Ukuran Huruf:  Kecil  Sedang  Besar

Pengembangan Multimedia Interaktif Berbasis Flash pada Materi Protista Kelas X MA Bilingual Batu

Rizki Putri Ramadani

Abstrak


ABSTRAK

 

Ramadani, Rizki Putri. 2018. Pengembangan Multimedia Interaktif Berbasis Flash pada Materi Protista Kelas X MA Bilingual Batu. Skripsi. Jurusan Biologi, Fakultas Matematika dan Ilmu Pengetahuan Alam, Universitas Negeri Malang. Pembimbing: (1) Dr. Endang Suarsini, M.Ked., (II) Sofia Ery Rahayu, S.Pd, M.Si

 

Kata Kunci: Multimedia Interaktif, Materi Protista, ADDIE

Hasil observasi yang telah dilakukan oleh peneliti diketahui, bahwa siswa 91% siswa kelas X MIA 2 Madrasah Aliyah (MA) Bilingual Batu mengalami kesulitan memahami materi Protista. Orientasi pembelajaran di kelas saat materi Protista hanya menggunakan media gambar dan belum pernah dilakukan pengamatan Protista, karena alat-alat laboratorium kurang memadai. Berdasarkan Kompetensi Dasar (KD) 3.5 yaitu Mengidentifikasi ciri-ciri filum dalam Kingdom Protista dan perannya bagi kehidupan berdasarkan pengamatan. Tujuan penelitian dan pengembangan ini, yaitu mengembangkan multimedia interaktif dan materi yang valid, praktis, efektif, serta mengimplementasikan multimedia interaktif dalam pembelajaran, supaya siswa mudah memahami materi Protista dan tujuan pembelajaran tercapai.

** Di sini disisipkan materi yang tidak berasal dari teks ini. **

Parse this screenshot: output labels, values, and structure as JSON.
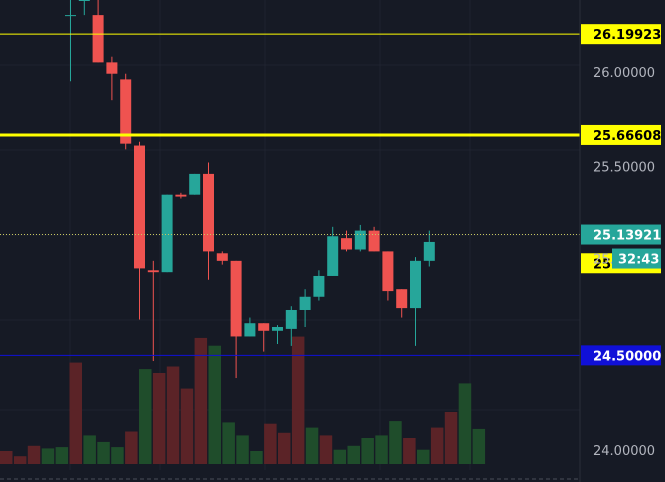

Penelitian dan pengembangan ini menggunakan ADDIE yang terdiri dari 5 tahap, yaitu Analiyze, Design, Develop, Implement, Evaluate. Multimedia interaktif divalidasi secara internal dan eksternal. Secara internal, multimedia interaktif divalidasi oleh dosen pembimbing I dan II, sedangkan secara eksternal divalidasi oleh ahli materi, ahli media, dan praktisi lapangan. Hasil validasi kelayakan multimedia interaktif ahli materi sebesar 95,71%, ahli media sebesar 91,82%, dan praktisi lapangan sebesar 93,33%, sehingga multimedia interaktif dinyatakan layak. Angket respon siswa terhadap multimedia interaktif diperoleh tingkat kepraktisan sebesar 83%, sehingga multimedia interaktif dinyatakan praktis. Hasil pretest sebelum ditanyangkan multimedia interaktif dan hasil posttest setelah ditayangkan multimedia interaktif mengalami peningkatan, yaitu dari 36% menjadi 88%. Hasil posttest melebihi ketuntasan klasikal minimum (≥85%), maka multimedia interaktif yang dikembangkan efektif digunakan sebagai media pembelajaran.